SANTA FE — Gov. Bill Richardson is objecting to budget bills approved by the House and Senate, saying they were unacceptable because lawmakers shortchanged many of his proposals aimed at children.

“So far the budget does not look like the year of the child. It looks like the year of the porkie pig. And I will not stand for it,” Richardson said Friday at a news conference. “I cannot in good conscience sign a bill that does not address these critical needs.”

Richardson focused his criticisms on a House-passed bill that allocates $5.1 billion to pay for operations of public education and general government programs next year and a Senate-passed bill — called the “junior” budget — that provides $30 million for a host of programs.

Rep.
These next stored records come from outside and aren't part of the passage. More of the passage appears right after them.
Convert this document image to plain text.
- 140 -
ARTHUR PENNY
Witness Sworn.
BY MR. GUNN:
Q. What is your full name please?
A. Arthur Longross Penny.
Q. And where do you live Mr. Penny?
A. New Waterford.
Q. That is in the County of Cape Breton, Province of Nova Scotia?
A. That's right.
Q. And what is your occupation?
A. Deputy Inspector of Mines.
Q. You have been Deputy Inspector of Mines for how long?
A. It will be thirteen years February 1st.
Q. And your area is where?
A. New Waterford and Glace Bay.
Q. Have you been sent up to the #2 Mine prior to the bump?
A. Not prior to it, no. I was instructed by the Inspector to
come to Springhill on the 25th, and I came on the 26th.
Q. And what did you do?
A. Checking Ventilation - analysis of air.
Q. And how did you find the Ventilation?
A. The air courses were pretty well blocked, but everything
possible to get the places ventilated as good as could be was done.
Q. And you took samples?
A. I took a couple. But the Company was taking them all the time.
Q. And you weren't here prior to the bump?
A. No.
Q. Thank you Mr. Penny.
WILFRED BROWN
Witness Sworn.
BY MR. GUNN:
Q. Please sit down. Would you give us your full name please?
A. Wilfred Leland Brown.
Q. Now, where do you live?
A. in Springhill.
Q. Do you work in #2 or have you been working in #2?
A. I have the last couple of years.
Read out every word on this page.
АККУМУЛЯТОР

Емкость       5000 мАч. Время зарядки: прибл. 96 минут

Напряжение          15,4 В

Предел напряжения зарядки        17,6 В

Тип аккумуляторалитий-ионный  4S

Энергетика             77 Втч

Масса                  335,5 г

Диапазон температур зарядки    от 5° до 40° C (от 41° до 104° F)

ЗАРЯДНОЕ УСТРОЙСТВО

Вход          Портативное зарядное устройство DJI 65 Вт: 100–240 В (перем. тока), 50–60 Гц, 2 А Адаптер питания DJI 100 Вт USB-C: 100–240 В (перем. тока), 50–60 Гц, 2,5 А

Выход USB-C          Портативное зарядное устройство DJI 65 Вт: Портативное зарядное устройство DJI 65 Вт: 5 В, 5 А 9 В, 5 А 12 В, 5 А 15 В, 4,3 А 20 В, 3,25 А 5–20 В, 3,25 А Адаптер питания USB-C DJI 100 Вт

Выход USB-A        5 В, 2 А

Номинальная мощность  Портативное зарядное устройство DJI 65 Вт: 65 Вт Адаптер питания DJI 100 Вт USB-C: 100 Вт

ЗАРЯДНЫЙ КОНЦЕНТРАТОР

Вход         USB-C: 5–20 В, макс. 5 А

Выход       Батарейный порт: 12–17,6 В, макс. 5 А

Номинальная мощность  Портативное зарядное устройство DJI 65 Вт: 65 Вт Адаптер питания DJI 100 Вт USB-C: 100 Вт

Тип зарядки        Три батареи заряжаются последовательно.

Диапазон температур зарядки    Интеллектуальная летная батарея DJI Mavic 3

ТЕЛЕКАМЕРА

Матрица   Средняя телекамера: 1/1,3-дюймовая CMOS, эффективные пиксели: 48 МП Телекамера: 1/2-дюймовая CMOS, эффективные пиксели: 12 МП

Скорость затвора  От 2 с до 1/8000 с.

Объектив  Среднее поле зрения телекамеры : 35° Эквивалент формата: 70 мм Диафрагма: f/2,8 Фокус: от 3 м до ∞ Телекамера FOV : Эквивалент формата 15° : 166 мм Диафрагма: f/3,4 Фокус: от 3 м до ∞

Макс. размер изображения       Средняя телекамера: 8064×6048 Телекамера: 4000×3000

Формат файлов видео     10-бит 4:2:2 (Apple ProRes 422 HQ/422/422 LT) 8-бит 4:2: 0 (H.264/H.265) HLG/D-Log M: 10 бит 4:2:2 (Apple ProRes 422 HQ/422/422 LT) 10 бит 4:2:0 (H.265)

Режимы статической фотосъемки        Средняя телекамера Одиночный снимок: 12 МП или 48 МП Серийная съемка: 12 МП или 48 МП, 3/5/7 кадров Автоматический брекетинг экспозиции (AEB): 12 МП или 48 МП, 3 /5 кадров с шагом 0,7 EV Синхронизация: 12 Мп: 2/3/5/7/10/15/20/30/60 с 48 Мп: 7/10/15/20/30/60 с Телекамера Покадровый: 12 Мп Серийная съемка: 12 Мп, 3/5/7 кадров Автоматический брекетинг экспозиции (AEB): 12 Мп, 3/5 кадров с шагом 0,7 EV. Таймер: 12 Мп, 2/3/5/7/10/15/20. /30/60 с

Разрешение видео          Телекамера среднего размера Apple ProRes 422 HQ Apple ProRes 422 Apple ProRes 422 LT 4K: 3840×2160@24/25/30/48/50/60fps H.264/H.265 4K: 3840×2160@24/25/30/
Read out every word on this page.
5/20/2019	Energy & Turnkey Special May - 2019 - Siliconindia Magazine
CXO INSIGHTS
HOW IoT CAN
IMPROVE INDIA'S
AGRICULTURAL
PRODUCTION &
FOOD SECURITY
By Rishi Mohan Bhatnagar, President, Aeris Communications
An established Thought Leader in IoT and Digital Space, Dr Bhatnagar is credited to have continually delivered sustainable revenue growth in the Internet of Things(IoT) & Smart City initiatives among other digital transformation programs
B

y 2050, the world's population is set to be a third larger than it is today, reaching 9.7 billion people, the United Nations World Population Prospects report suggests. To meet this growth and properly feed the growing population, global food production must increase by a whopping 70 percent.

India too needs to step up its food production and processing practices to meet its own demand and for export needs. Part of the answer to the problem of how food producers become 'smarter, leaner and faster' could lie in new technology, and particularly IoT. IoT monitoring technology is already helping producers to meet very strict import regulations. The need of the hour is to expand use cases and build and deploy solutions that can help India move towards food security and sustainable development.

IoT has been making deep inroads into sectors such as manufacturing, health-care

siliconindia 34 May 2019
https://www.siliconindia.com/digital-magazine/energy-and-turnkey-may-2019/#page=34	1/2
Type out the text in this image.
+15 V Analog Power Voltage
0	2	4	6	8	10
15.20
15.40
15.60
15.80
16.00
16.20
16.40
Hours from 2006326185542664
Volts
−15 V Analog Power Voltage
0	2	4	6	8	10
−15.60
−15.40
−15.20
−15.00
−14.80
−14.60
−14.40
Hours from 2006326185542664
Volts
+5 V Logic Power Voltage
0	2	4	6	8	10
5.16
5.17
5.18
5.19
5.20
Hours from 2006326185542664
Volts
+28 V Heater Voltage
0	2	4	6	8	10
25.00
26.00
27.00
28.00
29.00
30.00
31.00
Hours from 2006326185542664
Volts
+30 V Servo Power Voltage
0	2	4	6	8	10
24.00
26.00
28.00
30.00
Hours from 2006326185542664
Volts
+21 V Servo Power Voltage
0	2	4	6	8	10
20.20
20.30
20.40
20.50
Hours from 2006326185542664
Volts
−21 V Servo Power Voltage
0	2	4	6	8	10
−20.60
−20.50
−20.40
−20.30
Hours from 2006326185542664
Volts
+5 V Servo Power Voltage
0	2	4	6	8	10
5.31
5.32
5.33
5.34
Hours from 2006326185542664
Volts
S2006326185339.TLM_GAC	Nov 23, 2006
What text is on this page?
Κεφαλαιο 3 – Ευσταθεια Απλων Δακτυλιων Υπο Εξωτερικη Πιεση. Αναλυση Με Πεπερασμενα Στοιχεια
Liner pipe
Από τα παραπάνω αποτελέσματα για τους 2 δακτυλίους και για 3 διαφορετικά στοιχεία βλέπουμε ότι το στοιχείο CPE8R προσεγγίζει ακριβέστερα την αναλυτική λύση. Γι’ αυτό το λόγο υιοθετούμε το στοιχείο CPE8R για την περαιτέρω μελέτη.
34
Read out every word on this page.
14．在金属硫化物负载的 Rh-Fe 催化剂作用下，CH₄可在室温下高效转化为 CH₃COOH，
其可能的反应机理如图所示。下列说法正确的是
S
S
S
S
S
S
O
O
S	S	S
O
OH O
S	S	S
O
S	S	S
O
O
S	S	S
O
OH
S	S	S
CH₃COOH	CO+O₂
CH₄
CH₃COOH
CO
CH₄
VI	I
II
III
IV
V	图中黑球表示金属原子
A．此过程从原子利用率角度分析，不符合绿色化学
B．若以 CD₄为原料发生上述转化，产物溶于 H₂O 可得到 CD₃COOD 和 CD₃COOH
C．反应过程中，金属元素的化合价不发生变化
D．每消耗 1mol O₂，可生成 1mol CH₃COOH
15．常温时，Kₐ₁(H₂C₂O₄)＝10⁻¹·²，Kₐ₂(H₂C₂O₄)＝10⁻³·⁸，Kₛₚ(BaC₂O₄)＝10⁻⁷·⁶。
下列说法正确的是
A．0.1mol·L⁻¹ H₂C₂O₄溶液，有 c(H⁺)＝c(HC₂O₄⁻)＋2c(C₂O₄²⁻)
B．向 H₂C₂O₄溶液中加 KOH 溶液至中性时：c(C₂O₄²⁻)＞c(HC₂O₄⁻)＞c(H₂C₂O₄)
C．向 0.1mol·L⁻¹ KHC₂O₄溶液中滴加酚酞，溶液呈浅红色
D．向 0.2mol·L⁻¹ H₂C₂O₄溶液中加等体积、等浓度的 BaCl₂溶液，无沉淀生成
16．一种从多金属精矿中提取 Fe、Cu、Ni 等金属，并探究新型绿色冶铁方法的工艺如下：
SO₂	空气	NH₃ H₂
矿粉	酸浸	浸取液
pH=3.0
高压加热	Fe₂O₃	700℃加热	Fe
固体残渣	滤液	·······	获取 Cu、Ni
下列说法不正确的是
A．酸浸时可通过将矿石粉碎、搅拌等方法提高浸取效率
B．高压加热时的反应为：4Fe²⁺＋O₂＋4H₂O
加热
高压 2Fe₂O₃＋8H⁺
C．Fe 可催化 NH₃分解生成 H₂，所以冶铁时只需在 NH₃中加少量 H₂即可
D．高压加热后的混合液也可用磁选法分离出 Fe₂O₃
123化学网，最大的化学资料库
Henry Kiki Saavedra, D-Albuquerque, chairman of the House Appropriations and Finance Committee, said Richardson was “overreacting.”

“If we were to give him everything he wanted we might as well all go home before we have to pass a tax bill for what he wanted,” said Saavedra. “The governor forgets that legislators also get elected and they’ve got a right to add appropriations into the bill.”

Saavedra said differences between the Legislature and the governor on the budget could be worked out in a House-Senate conference committee, which will negotiate the final version of the bill. The Senate still must consider and vote on the House-passed budget proposal.

The governor and his top budget adviser, Finance and Administration Secretary James Jimenez, said the governor’s initiatives were shortchanged by $80 million in “recurring” money for programs that would continue year after year, and $97 million for one-time pilot programs and initiatives. Lawmakers funded about $15 million worth of the governor’s proposals, according to Jimenez.

Richardson complained that the House didn’t provide $5.7 million he sought to provide health insurance for children who are 5 years old and under, $2.1 million he proposed for prevention and treatment of methamphetamine abuse or $10 million for a career technical-vocational education initiative.

In some instances, the House-passed budget didn’t provide as much money for administration proposals as Richardson had recommended. The governor sought $3.9 million to expand prenatal care for pregnant women through Medicaid. The House didn’t fund that in its proposed budget but the Senate included $716,000 for prenatal care in the so-called junior budget bill.